The current estimated population was around 68,000 inhabitants as of 1993.

The city is a notable railroad hub, as well as an industrial center (textiles, shoes, metallurgical plant, machine works, wood and paper industry). It is a center of Hutsul culture. At the turn of the 20th century the city was the most populous city in Stanislawow voivodeship.

The city has been within the borders of several countries throughout its history. Originally founded under the Kievan Rus in the 13th Century, Kolomiya was annexed to Poland in 1340. It was annexed by Moldova in 1498 and held until 1531, when it was retaken by the Poles. During the Polish-Ottoman wars from the late 16th through the 17th Centuries, Kolomiya passed back and forth the between Poland and Turkey. It was burnt to the ground in 1626. While it was ultimately rebuilt, Kolomiya was never as important to the region again.

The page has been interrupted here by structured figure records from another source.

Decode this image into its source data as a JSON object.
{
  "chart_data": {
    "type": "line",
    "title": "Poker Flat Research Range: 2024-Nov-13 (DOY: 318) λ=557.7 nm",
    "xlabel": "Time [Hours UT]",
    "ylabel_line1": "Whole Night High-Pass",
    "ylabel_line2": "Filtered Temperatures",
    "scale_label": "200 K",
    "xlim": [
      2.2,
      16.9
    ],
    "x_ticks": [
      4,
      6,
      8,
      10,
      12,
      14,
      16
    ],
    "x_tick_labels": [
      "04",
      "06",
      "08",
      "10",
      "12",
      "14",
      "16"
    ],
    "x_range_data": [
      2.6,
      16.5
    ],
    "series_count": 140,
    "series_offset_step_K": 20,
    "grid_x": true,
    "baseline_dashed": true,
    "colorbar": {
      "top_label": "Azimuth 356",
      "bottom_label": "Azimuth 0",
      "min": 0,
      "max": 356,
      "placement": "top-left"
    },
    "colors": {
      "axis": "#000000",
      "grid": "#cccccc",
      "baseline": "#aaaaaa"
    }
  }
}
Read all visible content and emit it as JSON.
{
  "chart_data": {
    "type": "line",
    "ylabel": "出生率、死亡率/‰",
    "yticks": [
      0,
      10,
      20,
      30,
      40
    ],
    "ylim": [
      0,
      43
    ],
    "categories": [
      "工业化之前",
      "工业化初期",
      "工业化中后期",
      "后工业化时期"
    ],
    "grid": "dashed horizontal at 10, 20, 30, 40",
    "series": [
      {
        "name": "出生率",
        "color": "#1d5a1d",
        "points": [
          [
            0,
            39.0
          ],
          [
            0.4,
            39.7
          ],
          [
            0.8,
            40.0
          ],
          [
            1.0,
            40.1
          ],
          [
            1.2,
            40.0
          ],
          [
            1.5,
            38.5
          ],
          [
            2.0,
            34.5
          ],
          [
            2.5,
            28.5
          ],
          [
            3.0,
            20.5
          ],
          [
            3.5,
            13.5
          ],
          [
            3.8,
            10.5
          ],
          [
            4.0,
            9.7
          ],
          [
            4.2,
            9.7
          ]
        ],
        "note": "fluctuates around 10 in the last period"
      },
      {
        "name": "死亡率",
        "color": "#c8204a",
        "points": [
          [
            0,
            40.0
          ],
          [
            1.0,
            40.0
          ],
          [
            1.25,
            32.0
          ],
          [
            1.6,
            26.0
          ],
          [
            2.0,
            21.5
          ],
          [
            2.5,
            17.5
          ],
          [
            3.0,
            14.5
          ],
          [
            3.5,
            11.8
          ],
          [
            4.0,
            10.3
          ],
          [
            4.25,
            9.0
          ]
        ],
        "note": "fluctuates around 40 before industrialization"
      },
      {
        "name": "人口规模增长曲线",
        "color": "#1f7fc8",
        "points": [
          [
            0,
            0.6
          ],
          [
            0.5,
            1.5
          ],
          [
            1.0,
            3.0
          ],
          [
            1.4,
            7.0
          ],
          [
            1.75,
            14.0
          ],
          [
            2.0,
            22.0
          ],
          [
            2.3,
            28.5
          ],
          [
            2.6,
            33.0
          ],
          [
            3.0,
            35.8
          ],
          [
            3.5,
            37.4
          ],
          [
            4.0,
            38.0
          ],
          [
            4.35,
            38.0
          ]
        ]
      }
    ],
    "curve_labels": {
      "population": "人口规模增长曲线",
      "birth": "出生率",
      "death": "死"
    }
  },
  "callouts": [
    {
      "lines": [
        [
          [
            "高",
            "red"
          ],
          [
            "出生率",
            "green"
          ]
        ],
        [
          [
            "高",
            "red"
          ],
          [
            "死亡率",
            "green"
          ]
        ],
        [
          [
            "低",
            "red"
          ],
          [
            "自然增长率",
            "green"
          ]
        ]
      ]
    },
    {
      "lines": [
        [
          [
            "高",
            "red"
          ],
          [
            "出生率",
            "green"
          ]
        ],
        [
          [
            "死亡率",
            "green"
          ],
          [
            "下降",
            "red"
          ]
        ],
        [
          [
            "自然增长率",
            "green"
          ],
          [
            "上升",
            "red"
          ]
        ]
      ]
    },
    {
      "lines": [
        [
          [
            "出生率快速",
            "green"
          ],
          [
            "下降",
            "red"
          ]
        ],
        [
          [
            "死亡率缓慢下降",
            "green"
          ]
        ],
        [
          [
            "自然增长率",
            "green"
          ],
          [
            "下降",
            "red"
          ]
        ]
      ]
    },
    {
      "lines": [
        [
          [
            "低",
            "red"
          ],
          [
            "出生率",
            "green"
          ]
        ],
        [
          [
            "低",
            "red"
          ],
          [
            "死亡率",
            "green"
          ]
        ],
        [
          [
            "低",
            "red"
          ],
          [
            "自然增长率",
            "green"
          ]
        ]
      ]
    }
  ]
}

In 1772, Kolomiya was claimed by Joseph II, Holy Roman Emperor as part of the First Partition of Poland. It remained under Austrian rule until the collapse of the Austro-Hungarian Empire in 1918. The town was a point of contention between the newly reformed states of Poland and Ukraine until it was ultimately held by the Second Polish Republic. In the end, the Soviet Union was able to seize Kolomyia with the outbreak of World War II. In 1990, with the collapse of the USSR, Kolomyia remained part of Ukraine.

Kolomyia in "The More it Changes"Edit

In 1772, after it became a possession of Joseph II, the residents of Kolomija (largely Jews and Catholic Poles) became concerned that the town would be targeted by Sabbatean haidamacks as it had been in the past. The people were particularly alarmed, as it had only been four years since the last attack; prior attacks had taken place on an interval of 15 to 20 years.

In the beginning 1773, the haidamacks attacked neighboring towns. Several of the men of Kolomija, both Poles and Jews, banded together to try to fight off the haidamacks. Unfortunately, they failed. Several of the defenders were killed, and the Sabbateans burned both the church and the synagogue.